Il viaggio è la giovinezza del mondo, è la libertà. La libertà è il moto. Molto viaggiano per gli uomini i sogni, la poesia, i casi della vita, viaggiano l’acqua, il vento, la luce, con il giorno, la notte e le stagioni, che misurano il tempo. Viaggia inflessibile il tempo - se non segna il passo, pure lui, il pendolo ne ha tutta l’aria: ma viaggia per esso la memoria, o l’anticipazione, il desiderio, la paura, il caso. Il viaggio si fa con la mente più che col corpo, in questo Aldous Huxley ci azzecca. È come leggere, e i paesaggi cambiano, vaghi e precisi.

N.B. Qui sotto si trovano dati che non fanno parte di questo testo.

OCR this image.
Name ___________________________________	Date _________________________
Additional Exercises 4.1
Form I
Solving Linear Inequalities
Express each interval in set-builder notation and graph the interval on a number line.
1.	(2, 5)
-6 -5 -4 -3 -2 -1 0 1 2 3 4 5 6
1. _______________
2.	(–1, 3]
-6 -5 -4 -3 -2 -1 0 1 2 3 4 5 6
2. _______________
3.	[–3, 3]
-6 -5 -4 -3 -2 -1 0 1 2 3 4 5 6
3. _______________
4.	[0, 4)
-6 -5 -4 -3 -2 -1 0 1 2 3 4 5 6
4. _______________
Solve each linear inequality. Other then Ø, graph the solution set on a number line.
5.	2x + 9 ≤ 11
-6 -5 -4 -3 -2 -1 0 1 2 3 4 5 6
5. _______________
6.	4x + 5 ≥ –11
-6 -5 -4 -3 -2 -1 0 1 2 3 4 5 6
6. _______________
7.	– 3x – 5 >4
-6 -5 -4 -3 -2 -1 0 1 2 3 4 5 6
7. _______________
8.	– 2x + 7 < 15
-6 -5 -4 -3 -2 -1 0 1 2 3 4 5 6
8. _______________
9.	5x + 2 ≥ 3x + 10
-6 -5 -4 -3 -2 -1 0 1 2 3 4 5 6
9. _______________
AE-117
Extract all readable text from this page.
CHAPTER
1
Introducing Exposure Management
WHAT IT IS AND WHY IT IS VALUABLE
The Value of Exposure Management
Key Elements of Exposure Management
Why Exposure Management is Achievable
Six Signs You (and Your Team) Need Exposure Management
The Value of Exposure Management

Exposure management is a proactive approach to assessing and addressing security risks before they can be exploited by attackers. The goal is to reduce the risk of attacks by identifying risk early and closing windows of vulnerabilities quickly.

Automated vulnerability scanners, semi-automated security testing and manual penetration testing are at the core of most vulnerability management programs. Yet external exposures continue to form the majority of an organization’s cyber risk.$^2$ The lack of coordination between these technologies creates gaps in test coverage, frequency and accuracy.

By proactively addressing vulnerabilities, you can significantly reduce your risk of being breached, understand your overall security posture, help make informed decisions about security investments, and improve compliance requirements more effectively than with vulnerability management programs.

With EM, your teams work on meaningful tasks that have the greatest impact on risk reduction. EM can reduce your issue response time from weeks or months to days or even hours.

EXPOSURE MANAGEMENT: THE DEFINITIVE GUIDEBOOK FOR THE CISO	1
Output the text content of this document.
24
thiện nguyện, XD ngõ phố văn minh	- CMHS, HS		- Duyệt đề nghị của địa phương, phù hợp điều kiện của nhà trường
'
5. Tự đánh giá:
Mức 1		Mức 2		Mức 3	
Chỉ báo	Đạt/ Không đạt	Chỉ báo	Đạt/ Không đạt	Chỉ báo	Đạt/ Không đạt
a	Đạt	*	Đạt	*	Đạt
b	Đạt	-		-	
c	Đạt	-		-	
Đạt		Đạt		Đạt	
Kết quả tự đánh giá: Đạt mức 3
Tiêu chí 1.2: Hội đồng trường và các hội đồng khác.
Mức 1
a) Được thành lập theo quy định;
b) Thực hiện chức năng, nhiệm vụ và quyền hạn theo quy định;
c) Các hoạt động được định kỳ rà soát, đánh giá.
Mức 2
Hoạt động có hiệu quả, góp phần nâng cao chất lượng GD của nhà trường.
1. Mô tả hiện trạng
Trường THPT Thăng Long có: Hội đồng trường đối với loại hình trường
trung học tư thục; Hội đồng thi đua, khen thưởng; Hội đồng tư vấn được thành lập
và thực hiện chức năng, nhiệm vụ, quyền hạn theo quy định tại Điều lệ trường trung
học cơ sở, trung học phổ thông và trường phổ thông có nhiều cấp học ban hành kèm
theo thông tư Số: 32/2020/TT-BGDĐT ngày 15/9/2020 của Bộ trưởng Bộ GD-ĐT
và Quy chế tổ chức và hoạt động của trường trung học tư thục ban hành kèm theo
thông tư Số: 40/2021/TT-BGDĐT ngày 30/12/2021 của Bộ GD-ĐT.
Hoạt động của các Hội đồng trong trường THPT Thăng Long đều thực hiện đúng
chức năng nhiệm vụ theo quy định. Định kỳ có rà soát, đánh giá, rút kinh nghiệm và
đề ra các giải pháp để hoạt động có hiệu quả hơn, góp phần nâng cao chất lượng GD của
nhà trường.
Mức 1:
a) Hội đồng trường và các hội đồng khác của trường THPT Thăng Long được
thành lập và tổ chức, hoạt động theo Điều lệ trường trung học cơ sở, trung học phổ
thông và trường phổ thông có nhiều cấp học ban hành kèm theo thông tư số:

Volendo fare testamento dopo una vita di viaggi nulla sarebbe da scriversi, in viaggio si accumulano emozioni, non cose. Ulisse si fa legare e turare le orecchie quando, nella navigazione, s’imbatte nella realtà. Il piano vero di viaggio si fa alla fine e non all’inizio, il vero viaggiatore di Budda non ha mappe. È questo il modo di viaggiare originale, se è vero che sempre il fascino dell’ignoto ha governato l’uomo. Sempre si va verso una meta, seppure per sport o passatempo, e la meta si sposta in continuazione. Ma metafisicamente è l’origine, l’inizio di qualcosa, diceva Hölderlin.